Aklı şimdi buna takıldı. Sırayla galerideki tüm arabaları gözden geçirdi hatırladığı kadarıyla. Özel sipariş üzerine geliyordu çoğu. Alayım da galeriye koyayım, yoldan geçen biri görür ve alır denilecek makineler değillerdi çünkü. O gün gördüğü hiçbiri bu etkiyi yapmazdı. Yeni gelen ne olabilirdi?

Yoksa?

"Haaaa!"

"Ne oldu?" Ölecek miyim?

Kadını hiçbir mimiğini kaçırmadan izleyen Burak, Duygu'nun tepkisine şaşırıp kaldı. Bilmediği bir dilde, alt yazısı da olmayan bir film gibiydi o. Meraktan ölüyor; ama anlamıyordu.

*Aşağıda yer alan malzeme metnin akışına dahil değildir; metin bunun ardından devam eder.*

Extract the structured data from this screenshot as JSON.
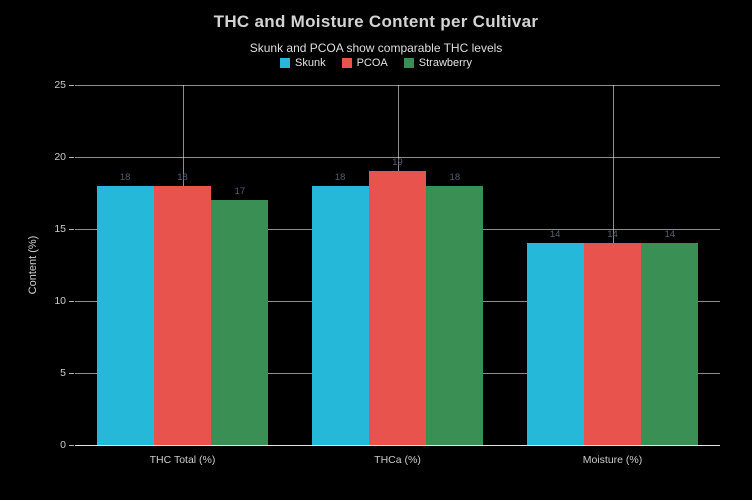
{
  "chart_data": {
    "type": "bar",
    "title": "THC and Moisture Content per Cultivar",
    "subtitle": "Skunk and PCOA show comparable THC levels",
    "categories": [
      "THC Total (%)",
      "THCa (%)",
      "Moisture (%)"
    ],
    "series": [
      {
        "name": "Skunk",
        "color": "#25b8d9",
        "values": [
          18,
          18,
          14
        ]
      },
      {
        "name": "PCOA",
        "color": "#e8534e",
        "values": [
          18,
          19,
          14
        ]
      },
      {
        "name": "Strawberry",
        "color": "#3a8f55",
        "values": [
          17,
          18,
          14
        ]
      }
    ],
    "xlabel": "",
    "ylabel": "Content (%)",
    "ylim": [
      0,
      25
    ],
    "yticks": [
      0,
      5,
      10,
      15,
      20,
      25
    ],
    "grid": true,
    "legend_position": "top",
    "colors": {
      "background": "#000000",
      "text": "#d4d4d4",
      "grid": "#ffffff",
      "bar_label": "#515f72"
    }
  }
}
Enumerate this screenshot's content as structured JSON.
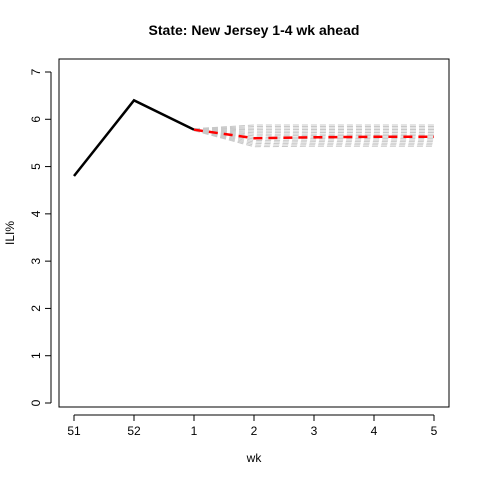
{
  "chart_data": {
    "type": "line",
    "title": "State: New Jersey 1-4 wk ahead",
    "xlabel": "wk",
    "ylabel": "ILI%",
    "x_tick_labels": [
      "51",
      "52",
      "1",
      "2",
      "3",
      "4",
      "5"
    ],
    "y_ticks": [
      0,
      1,
      2,
      3,
      4,
      5,
      6,
      7
    ],
    "ylim": [
      0,
      7
    ],
    "grid": false,
    "legend": "none",
    "observed": {
      "color": "#000000",
      "points": [
        {
          "x": "51",
          "y": 4.8
        },
        {
          "x": "52",
          "y": 6.4
        },
        {
          "x": "1",
          "y": 5.78
        }
      ]
    },
    "forecast": {
      "color": "#ff0000",
      "points": [
        {
          "x": "1",
          "y": 5.78
        },
        {
          "x": "2",
          "y": 5.6
        },
        {
          "x": "3",
          "y": 5.62
        },
        {
          "x": "4",
          "y": 5.63
        },
        {
          "x": "5",
          "y": 5.63
        }
      ]
    },
    "interval_color": "#c8c8c8",
    "interval_upper": [
      {
        "x": "1",
        "y": 5.8
      },
      {
        "x": "2",
        "y": 5.88
      },
      {
        "x": "3",
        "y": 5.88
      },
      {
        "x": "4",
        "y": 5.88
      },
      {
        "x": "5",
        "y": 5.88
      }
    ],
    "interval_lower": [
      {
        "x": "1",
        "y": 5.76
      },
      {
        "x": "2",
        "y": 5.42
      },
      {
        "x": "3",
        "y": 5.43
      },
      {
        "x": "4",
        "y": 5.43
      },
      {
        "x": "5",
        "y": 5.43
      }
    ]
  }
}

"Hiiiiç." Öleceğim meraktan.

Kapısı yukarı doğru açılan bir araba olabilirdi bu ancak. Galeride bugün çok güzel bir deneyimi kaçırıp kaçırmadığını merak etti. Keşke onu dinlemeyip gitseydi iş yerine. Belki deneme sürüşü yapmasına izin verirdi.

"Aklıma küfür ya."

Elleri Burak'ın yara olmayan her yerini kahverengiye boyarken ne yaptığının ayırdına varacak akılda değildi. Ne tür bir araba olduğunu sormasa çatlayacaktı. Burak da Duygu'da değişen bir şeyler olduğuna artık dudaklarına inen gazlı bezden sonra emin olmuştu.

"Duygu, makyaj mı yapıyorsun bana?"

"Ne? Ha! Burak Ferrari miydi seni döven araba?"

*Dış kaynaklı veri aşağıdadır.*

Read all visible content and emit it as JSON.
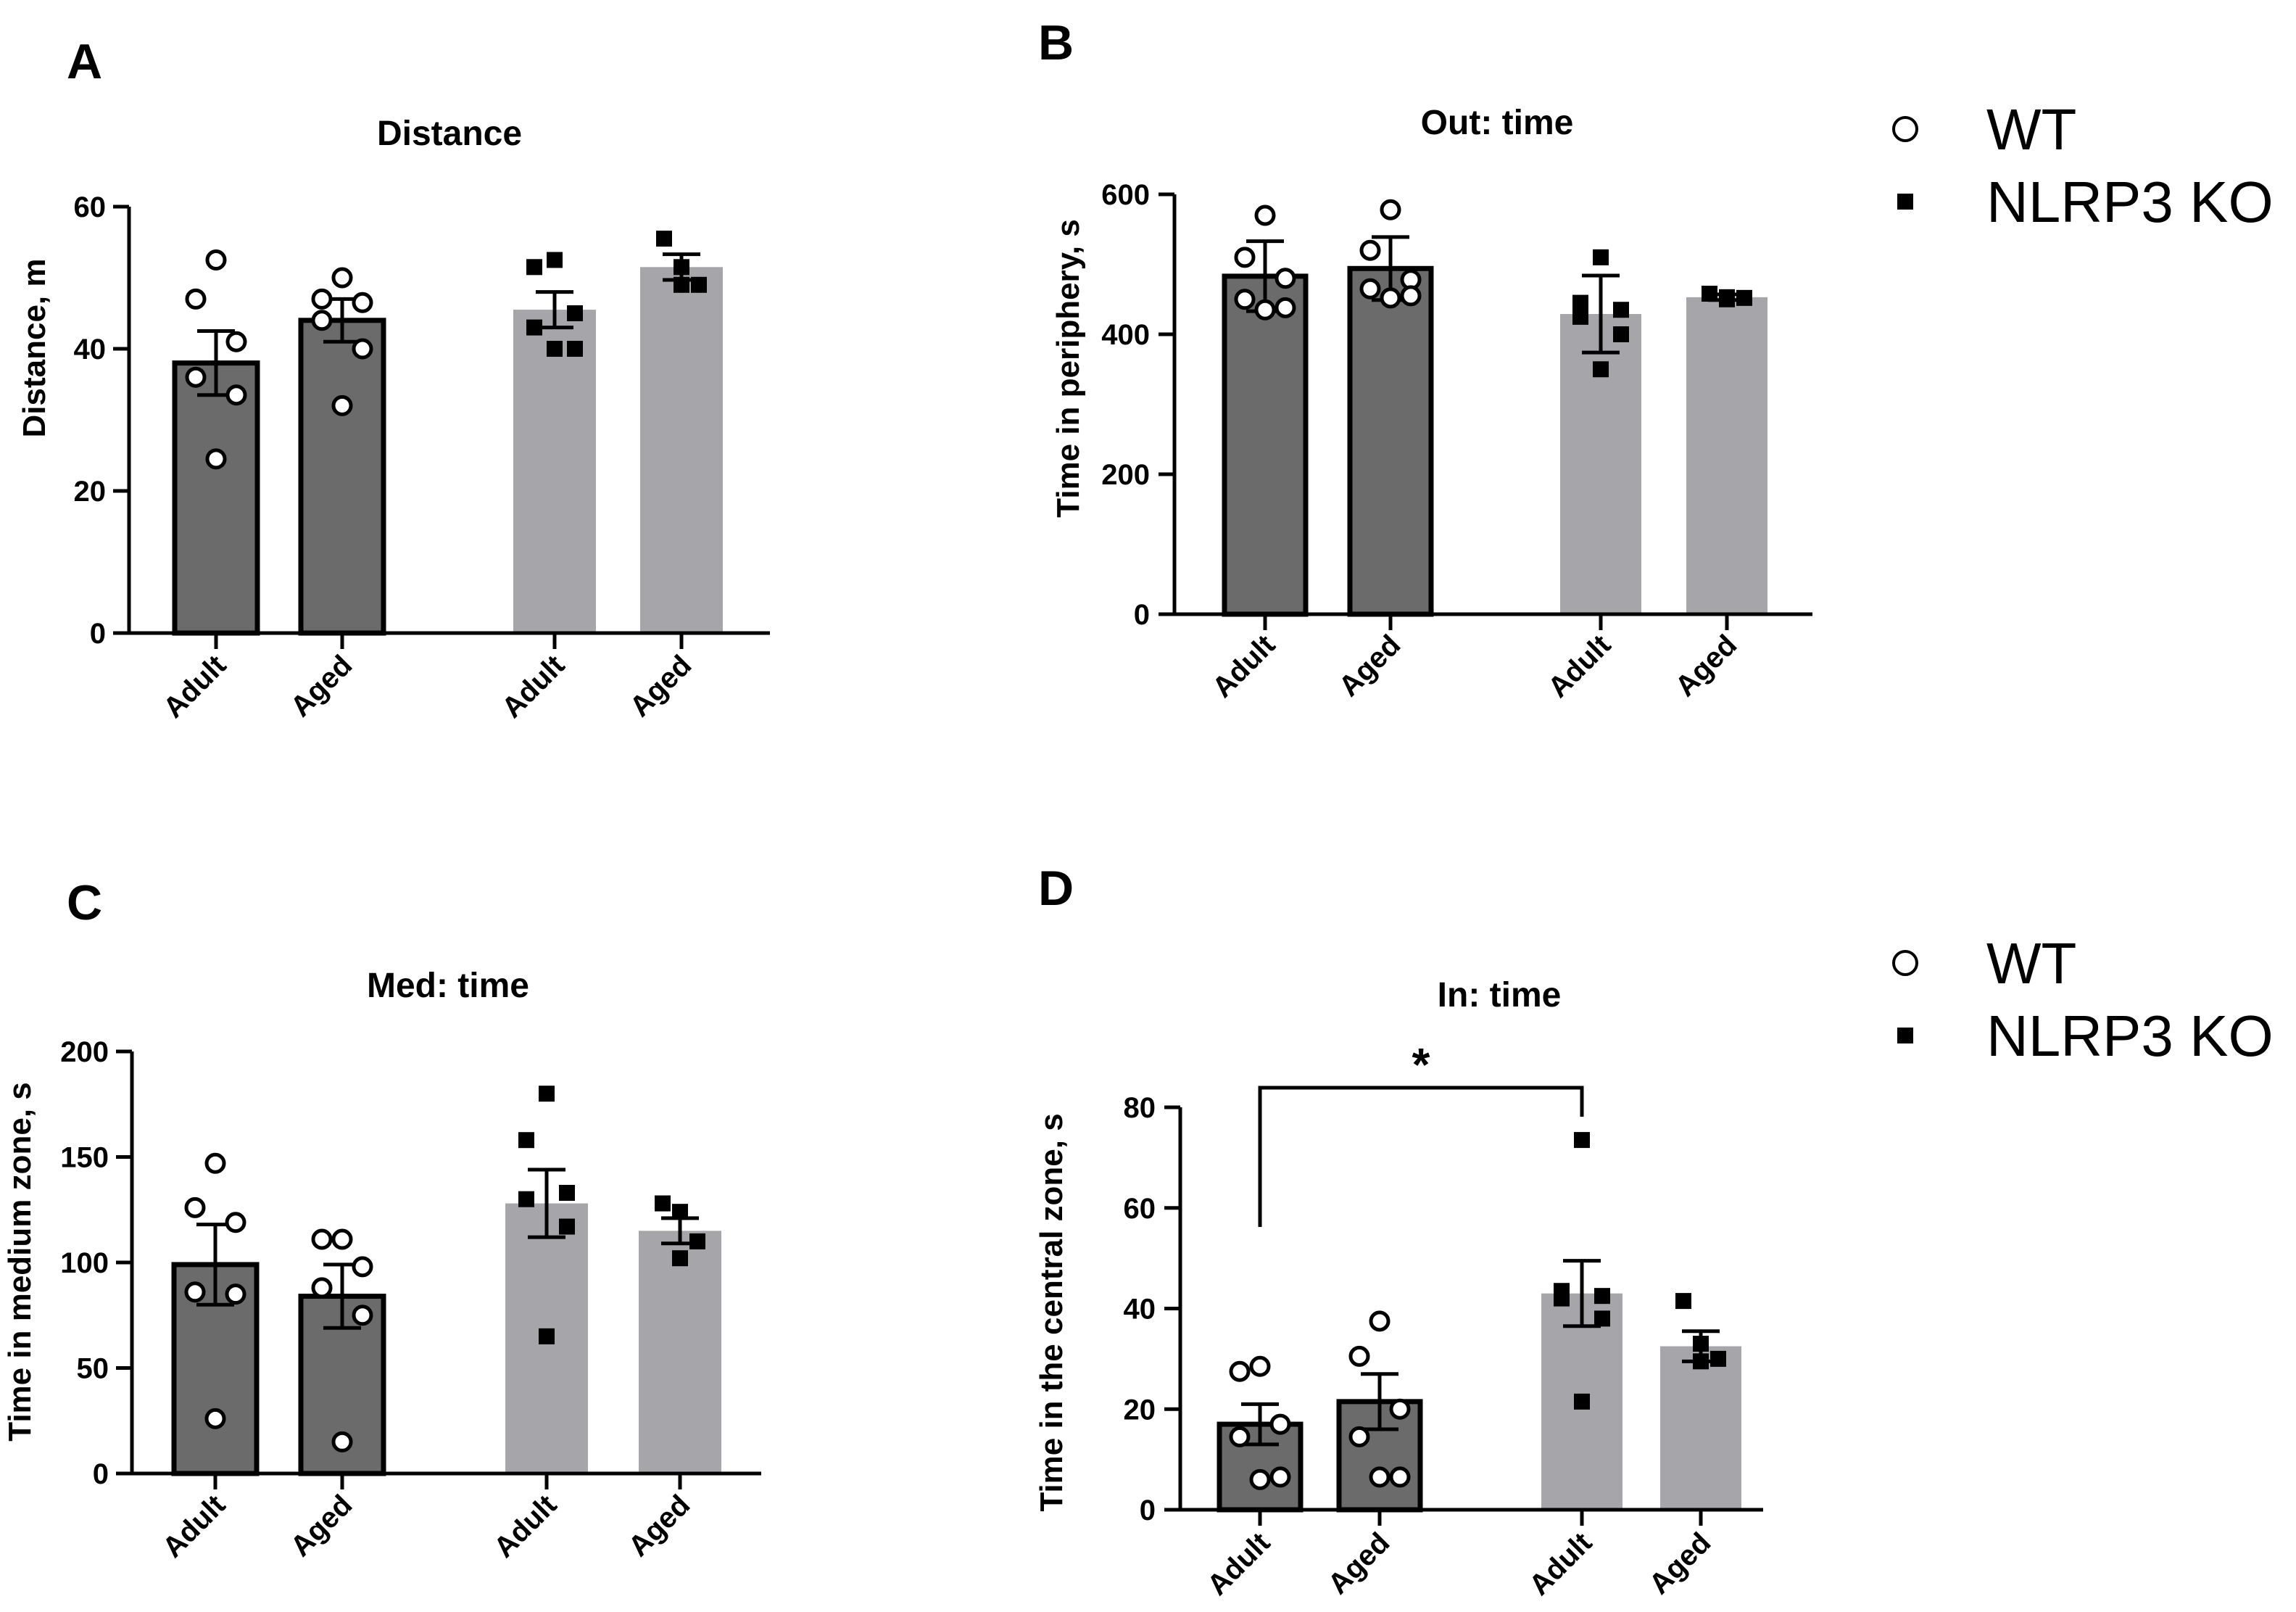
{
  "colors": {
    "wt_bar": "#6b6b6b",
    "ko_bar": "#a6a6aa",
    "axis": "#000000",
    "marker_wt_fill": "#ffffff",
    "marker_ko_fill": "#000000"
  },
  "legends": [
    {
      "entries": [
        {
          "marker": "open-circle",
          "label": "WT"
        },
        {
          "marker": "filled-square",
          "label": "NLRP3 KO"
        }
      ]
    },
    {
      "entries": [
        {
          "marker": "open-circle",
          "label": "WT"
        },
        {
          "marker": "filled-square",
          "label": "NLRP3 KO"
        }
      ]
    }
  ],
  "chart_data": [
    {
      "panel": "A",
      "type": "bar",
      "title": "Distance",
      "ylabel": "Distance, m",
      "ylim": [
        0,
        60
      ],
      "yticks": [
        0,
        20,
        40,
        60
      ],
      "categories": [
        "Adult",
        "Aged",
        "Adult",
        "Aged"
      ],
      "groups": [
        "WT",
        "WT",
        "NLRP3 KO",
        "NLRP3 KO"
      ],
      "values": [
        38,
        44,
        45.5,
        51.5
      ],
      "errors": [
        4.5,
        3,
        2.5,
        1.8
      ],
      "points": [
        [
          52.5,
          47,
          41,
          36,
          33.5,
          24.5
        ],
        [
          50,
          47,
          46.5,
          44,
          40,
          32
        ],
        [
          52.5,
          51.5,
          45,
          43,
          40,
          40
        ],
        [
          55.5,
          51.5,
          49,
          49
        ]
      ],
      "significance": []
    },
    {
      "panel": "B",
      "type": "bar",
      "title": "Out: time",
      "ylabel": "Time in periphery, s",
      "ylim": [
        0,
        600
      ],
      "yticks": [
        0,
        200,
        400,
        600
      ],
      "categories": [
        "Adult",
        "Aged",
        "Adult",
        "Aged"
      ],
      "groups": [
        "WT",
        "WT",
        "NLRP3 KO",
        "NLRP3 KO"
      ],
      "values": [
        483,
        494,
        429,
        453
      ],
      "errors": [
        50,
        45,
        55,
        4
      ],
      "points": [
        [
          570,
          510,
          480,
          450,
          438,
          435
        ],
        [
          578,
          520,
          478,
          465,
          455,
          452
        ],
        [
          510,
          445,
          435,
          425,
          400,
          350
        ],
        [
          458,
          453,
          452,
          450
        ]
      ],
      "significance": []
    },
    {
      "panel": "C",
      "type": "bar",
      "title": "Med: time",
      "ylabel": "Time in medium zone, s",
      "ylim": [
        0,
        200
      ],
      "yticks": [
        0,
        50,
        100,
        150,
        200
      ],
      "categories": [
        "Adult",
        "Aged",
        "Adult",
        "Aged"
      ],
      "groups": [
        "WT",
        "WT",
        "NLRP3 KO",
        "NLRP3 KO"
      ],
      "values": [
        99,
        84,
        128,
        115
      ],
      "errors": [
        19,
        15,
        16,
        6
      ],
      "points": [
        [
          147,
          126,
          119,
          86,
          85,
          26
        ],
        [
          111,
          111,
          98,
          88,
          75,
          15
        ],
        [
          180,
          158,
          133,
          130,
          117,
          65
        ],
        [
          128,
          124,
          110,
          102
        ]
      ],
      "significance": []
    },
    {
      "panel": "D",
      "type": "bar",
      "title": "In: time",
      "ylabel": "Time in the central zone, s",
      "ylim": [
        0,
        80
      ],
      "yticks": [
        0,
        20,
        40,
        60,
        80
      ],
      "categories": [
        "Adult",
        "Aged",
        "Adult",
        "Aged"
      ],
      "groups": [
        "WT",
        "WT",
        "NLRP3 KO",
        "NLRP3 KO"
      ],
      "values": [
        17,
        21.5,
        43,
        32.5
      ],
      "errors": [
        4,
        5.5,
        6.5,
        3
      ],
      "points": [
        [
          28.5,
          27.5,
          17,
          14.5,
          6.5,
          6
        ],
        [
          37.5,
          30.5,
          20,
          14.5,
          6.5,
          6.5
        ],
        [
          73.5,
          43.5,
          42.5,
          42,
          38,
          21.5
        ],
        [
          41.5,
          33,
          30,
          29.5
        ]
      ],
      "significance": [
        {
          "from": 0,
          "to": 2,
          "label": "*"
        }
      ]
    }
  ]
}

Yine bilmediği bir dil; ama artık aşina olduğu o masum bakışlar, saf haller, meraklı sorular...

Tam da aşık olunmalık. Belki de olunmuşluk...

Aklı onun birinden dayak yemiş olabileceğini kesmedi herhalde diye düşündü Burak. Zihni ona hangi tür bir arabanın kapısının vurduğuyla dolu olacak ki, o güzel aklını meşgul eden tahminlerinden birinde karar kılmış, daha fazla dayanamayıp sormuştu. Sarsılarak kahkaha atmaya başladı. Baş ağrısını umursamadı. Duygu'ya Hülya olmasa dedikten sonra gelen soru ancak ultra lüks bir arabayla ilgili olmalıydı zaten. Böyle bir doğallıkla iyi yaşıyordu Duygu bu kirlilikte doğrusu.

"Çatladın, değil mi sorana kadar?"

"Yok, çatlamadan sordum; ama çok merak ediyorum, ne var? Söyleyene kadar çatlatacaksın beni."

Gereksiz batikonladığı yerlerde iz kalmasın diye, hemen sildi yüzünü adamın. Sorunun cevabını beklerken aynı anda pek çok iş yapabilen biri olarak boş boş durmadı. Sonra krem sıktığı iki parmağını yavaşça yaraya sürmeye başladı.

"Ferrari dersem ne yapacaksın?"

Duygu kremli elini bastırdı morluğa. Hafif şişen etinin çok acıdığına bahse girerdi.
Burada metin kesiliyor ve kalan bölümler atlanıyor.